The battle within conservatism, to my mind, is partly between conservatives of faith/doctrine and conservatives of doubt/pragmatism. But it is also between Straussian conservatives who believe, in the end, in violence and those Oakeshottian conservatives who yearn for nonviolence, while understanding that at bottom, all politics - domestic and foreign - hinges on the threat of force.

Sam quotes Roger Scruton on the conservative approach:

Now, realists are not necessarily against the idea of international institutions such as the UN. As I said in the previous posts, they see such bodies as a useful stage for the international power struggle -- a way to manage competition. But that misses their deeper purpose, which is to tame or sublimate the power contest. In my previous post I quoted the English conservative philosopher Roger Scruton, and here he is again on the importance of constitution. It is the conservative's desire, Scruton says,

...to see power not naked in the forum of politics, but clothed in constitution, operating always through an adequate system of law, so that it's movement seems never barbarous or oppressive, but always controlled and inevitable, an expression of the civilized vitality through which allegiance is inspired.

Scruton was talking about power and constitution within the state, and although such a "civilized vitality" is likely to be weaker in the international realm, there are enough similarities between domestic and international politics to allow the comparison.

What's striking to me is how many American conservatives actually long for the exercize of brute force or constant executive action in the face of a dramatically changing world. This they call strength - even after the debacles of Bush's executive whims. They see the role of an American president as mastering the world, controlling events, forcing everything through the prism of post-war American hegemony. But that hegemony is over, partly because of America's success in defeating the Soviets and China's and India's successes in forging a new economic order. The kind of hegemony Nixon or Reagan enjoyed was an accident of history. It will not be regained, by the laws of economics, and demography.

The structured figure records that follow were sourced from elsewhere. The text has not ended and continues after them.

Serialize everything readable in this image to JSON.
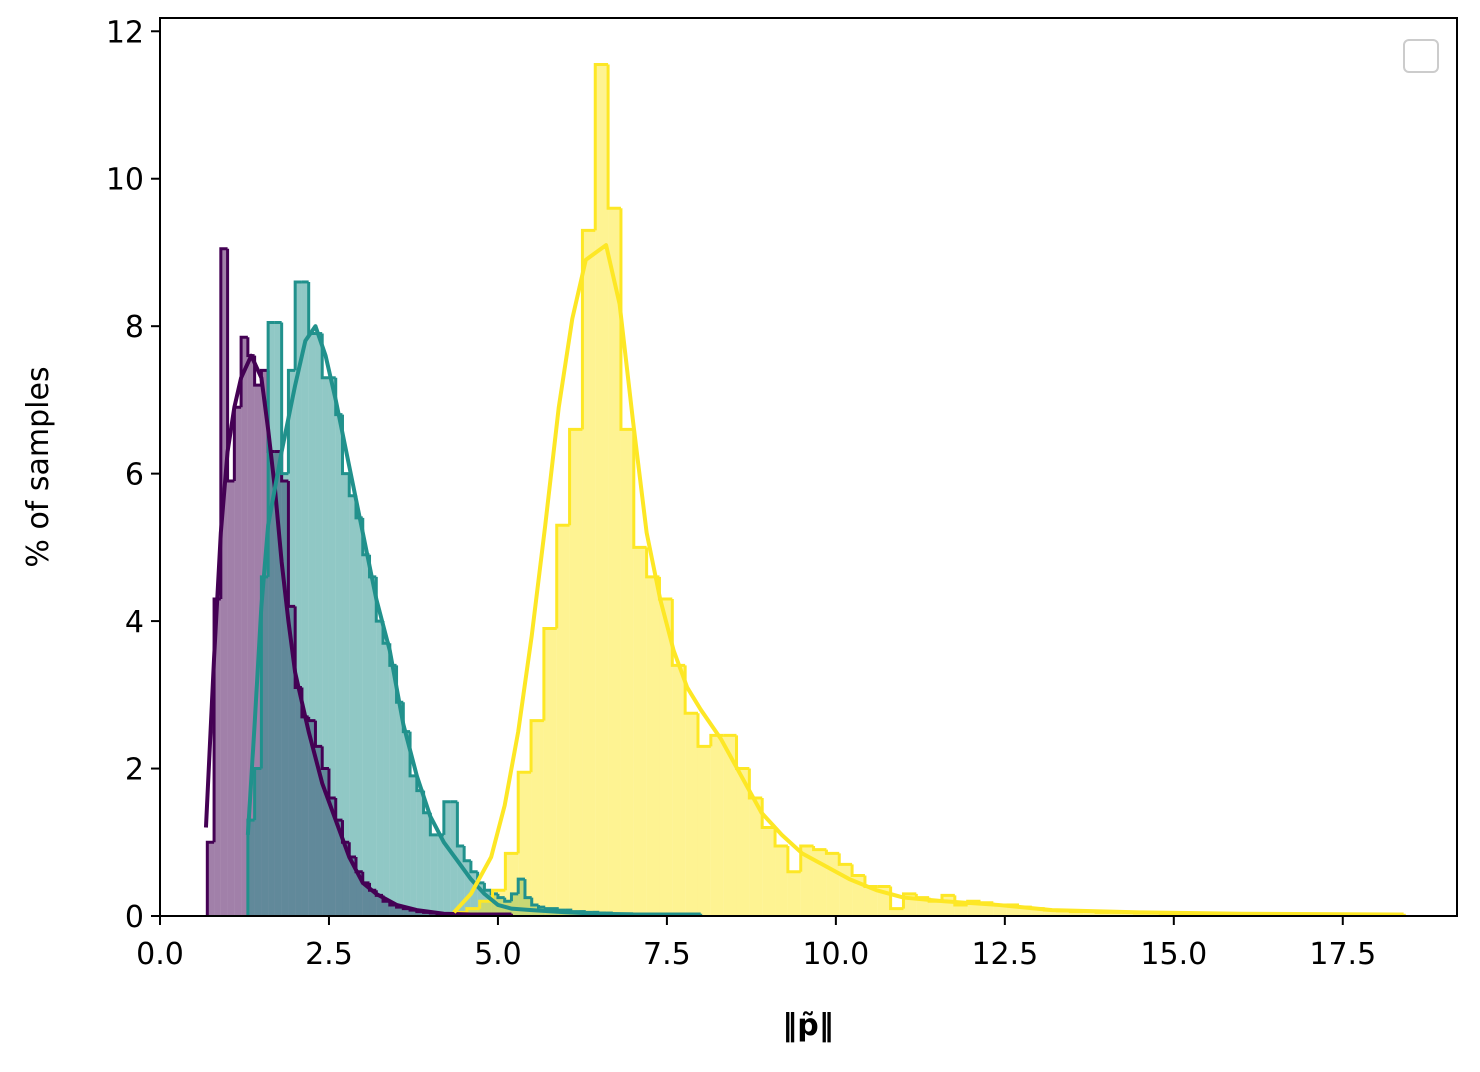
{
  "chart_data": {
    "type": "histogram",
    "xlabel": "‖p̃‖",
    "ylabel": "% of samples",
    "xlim": [
      0,
      19.19
    ],
    "ylim": [
      0,
      12.18
    ],
    "xticks": [
      {
        "value": 0,
        "label": "0.0"
      },
      2.5,
      {
        "value": 5,
        "label": "5.0"
      },
      7.5,
      {
        "value": 10,
        "label": "10.0"
      },
      12.5,
      {
        "value": 15,
        "label": "15.0"
      },
      17.5
    ],
    "yticks": [
      0,
      2,
      4,
      6,
      8,
      10,
      12
    ],
    "legend": "upper right",
    "series": [
      {
        "color": "#440154",
        "bins": [
          0.7,
          0.8,
          0.9,
          1.0,
          1.1,
          1.2,
          1.3,
          1.4,
          1.5,
          1.6,
          1.7,
          1.8,
          1.9,
          2.0,
          2.1,
          2.2,
          2.3,
          2.4,
          2.5,
          2.6,
          2.7,
          2.8,
          2.9,
          3.0,
          3.1,
          3.2,
          3.3,
          3.4,
          3.5,
          3.6,
          3.7,
          3.8,
          3.9,
          4.0,
          4.1,
          4.2,
          4.3,
          4.4,
          4.5,
          4.6,
          4.7,
          4.8,
          4.9,
          5.0,
          5.1,
          5.2
        ],
        "values": [
          1.0,
          4.3,
          9.05,
          5.9,
          6.9,
          7.85,
          7.6,
          7.2,
          7.4,
          6.3,
          6.3,
          5.9,
          4.2,
          3.1,
          2.7,
          2.65,
          2.3,
          2.0,
          1.6,
          1.3,
          1.0,
          0.8,
          0.6,
          0.45,
          0.35,
          0.28,
          0.2,
          0.15,
          0.12,
          0.1,
          0.08,
          0.06,
          0.05,
          0.04,
          0.03,
          0.03,
          0.02,
          0.02,
          0.02,
          0.01,
          0.01,
          0.01,
          0.01,
          0.01,
          0.01
        ],
        "kde": {
          "x": [
            0.68,
            0.8,
            0.9,
            1.0,
            1.1,
            1.2,
            1.35,
            1.5,
            1.6,
            1.7,
            1.8,
            1.9,
            2.0,
            2.2,
            2.4,
            2.6,
            2.8,
            3.0,
            3.2,
            3.5,
            3.8,
            4.2,
            4.6,
            5.2
          ],
          "values": [
            1.2,
            3.5,
            5.2,
            6.3,
            6.9,
            7.3,
            7.6,
            7.3,
            6.6,
            5.8,
            4.8,
            4.0,
            3.3,
            2.5,
            1.8,
            1.3,
            0.8,
            0.45,
            0.3,
            0.15,
            0.08,
            0.03,
            0.02,
            0.02
          ]
        }
      },
      {
        "color": "#21918c",
        "bins": [
          1.3,
          1.4,
          1.5,
          1.6,
          1.7,
          1.8,
          1.9,
          2.0,
          2.1,
          2.2,
          2.3,
          2.4,
          2.5,
          2.6,
          2.7,
          2.8,
          2.9,
          3.0,
          3.1,
          3.2,
          3.3,
          3.4,
          3.5,
          3.6,
          3.7,
          3.8,
          3.9,
          4.0,
          4.1,
          4.2,
          4.3,
          4.4,
          4.5,
          4.6,
          4.7,
          4.8,
          4.9,
          5.0,
          5.1,
          5.2,
          5.3,
          5.4,
          5.5,
          5.6,
          5.7,
          5.8,
          5.9,
          6.0,
          6.1,
          6.2,
          6.3,
          6.4,
          6.5,
          6.6,
          6.7,
          6.8,
          6.9,
          7.0,
          7.1,
          7.2,
          7.3,
          7.4,
          7.5,
          7.6,
          7.7,
          7.8,
          7.9,
          8.0
        ],
        "values": [
          1.3,
          2.0,
          4.6,
          8.05,
          8.05,
          6.0,
          7.4,
          8.6,
          8.6,
          7.9,
          7.9,
          7.3,
          7.3,
          6.8,
          6.0,
          5.7,
          5.4,
          4.9,
          4.6,
          4.0,
          3.7,
          3.4,
          2.9,
          2.5,
          1.9,
          1.7,
          1.4,
          1.1,
          1.1,
          1.55,
          1.55,
          0.95,
          0.75,
          0.6,
          0.45,
          0.35,
          0.3,
          0.25,
          0.2,
          0.3,
          0.5,
          0.25,
          0.15,
          0.12,
          0.1,
          0.1,
          0.08,
          0.08,
          0.06,
          0.06,
          0.05,
          0.05,
          0.04,
          0.04,
          0.03,
          0.03,
          0.03,
          0.02,
          0.02,
          0.02,
          0.02,
          0.01,
          0.01,
          0.01,
          0.01,
          0.01,
          0.01
        ],
        "kde": {
          "x": [
            1.3,
            1.4,
            1.5,
            1.6,
            1.8,
            2.0,
            2.15,
            2.3,
            2.45,
            2.6,
            2.8,
            3.0,
            3.2,
            3.4,
            3.6,
            3.8,
            4.0,
            4.2,
            4.4,
            4.6,
            4.8,
            5.0,
            5.2,
            5.5,
            6.0,
            6.5,
            7.0,
            8.0
          ],
          "values": [
            1.1,
            2.6,
            4.2,
            5.3,
            6.3,
            7.2,
            7.8,
            8.0,
            7.6,
            7.0,
            6.1,
            5.2,
            4.3,
            3.6,
            2.6,
            1.9,
            1.35,
            1.0,
            0.75,
            0.5,
            0.3,
            0.15,
            0.1,
            0.08,
            0.05,
            0.03,
            0.02,
            0.02
          ]
        }
      },
      {
        "color": "#fde725",
        "bins": [
          4.35,
          4.54,
          4.73,
          4.92,
          5.11,
          5.3,
          5.49,
          5.68,
          5.87,
          6.06,
          6.25,
          6.44,
          6.63,
          6.82,
          7.01,
          7.2,
          7.39,
          7.58,
          7.77,
          7.96,
          8.15,
          8.34,
          8.53,
          8.72,
          8.91,
          9.1,
          9.29,
          9.48,
          9.67,
          9.86,
          10.05,
          10.24,
          10.43,
          10.62,
          10.81,
          11.0,
          11.19,
          11.38,
          11.57,
          11.76,
          11.95,
          12.14,
          12.33,
          12.52,
          12.71,
          12.9,
          13.09,
          13.28,
          13.47,
          13.66,
          13.85,
          14.04,
          14.23,
          14.42,
          14.61,
          14.8,
          14.99,
          15.18,
          15.37,
          15.56,
          15.75,
          15.94,
          16.13,
          16.32,
          16.51,
          16.7,
          16.89,
          17.08,
          17.27,
          17.46,
          17.65,
          17.84,
          18.03,
          18.22,
          18.41
        ],
        "values": [
          0.05,
          0.1,
          0.2,
          0.35,
          0.85,
          1.95,
          2.65,
          3.9,
          5.3,
          6.6,
          9.3,
          11.55,
          9.6,
          6.6,
          5.0,
          4.6,
          4.3,
          3.4,
          2.75,
          2.3,
          2.45,
          2.45,
          2.0,
          1.6,
          1.2,
          0.95,
          0.6,
          0.95,
          0.9,
          0.85,
          0.7,
          0.55,
          0.4,
          0.4,
          0.1,
          0.3,
          0.25,
          0.2,
          0.28,
          0.15,
          0.2,
          0.18,
          0.15,
          0.15,
          0.12,
          0.1,
          0.08,
          0.07,
          0.06,
          0.06,
          0.05,
          0.05,
          0.05,
          0.04,
          0.04,
          0.03,
          0.03,
          0.03,
          0.03,
          0.02,
          0.02,
          0.03,
          0.02,
          0.02,
          0.02,
          0.01,
          0.01,
          0.01,
          0.01,
          0.01,
          0.01,
          0.01,
          0.01,
          0.01
        ],
        "kde": {
          "x": [
            4.35,
            4.6,
            4.9,
            5.1,
            5.3,
            5.5,
            5.7,
            5.9,
            6.1,
            6.3,
            6.6,
            6.8,
            7.0,
            7.2,
            7.4,
            7.6,
            7.8,
            8.0,
            8.3,
            8.6,
            8.9,
            9.2,
            9.5,
            9.8,
            10.2,
            10.6,
            11.0,
            11.6,
            12.4,
            13.2,
            14.5,
            16,
            18.4
          ],
          "values": [
            0.05,
            0.3,
            0.8,
            1.5,
            2.5,
            3.8,
            5.3,
            6.9,
            8.1,
            8.9,
            9.1,
            8.3,
            6.7,
            5.2,
            4.3,
            3.6,
            3.1,
            2.8,
            2.4,
            1.9,
            1.4,
            1.1,
            0.85,
            0.7,
            0.5,
            0.35,
            0.25,
            0.2,
            0.15,
            0.08,
            0.05,
            0.03,
            0.02
          ]
        }
      }
    ]
  }
}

For a Straussian, this is an intolerable situation. And the response should be to ratchet up the American president's use of force, clarity of expression, and assumption of global leadership. But we have seen one president do this and it has resulted in a sharp decline in US power and influence - because it exposed the very military, cultural and economic limits of American hegemony.

For an Oakeshottian, it's not quite so simple. How does one manage a changing world, while being aware of the limits of force? How can one construct international laws and institutions that can guide the world toward a more peaceful and democratic future? How do we dispel the power of fundamentalism that risks plunging us all into deadly civilizational conflict? How do we use force effectively and with discrimination to advance these goals?

Think of the difference between George H W Bush in Kuwait and George W Bush in Iraq. Much of the right still longs for the swagger of the latter. The more discerning ones know better.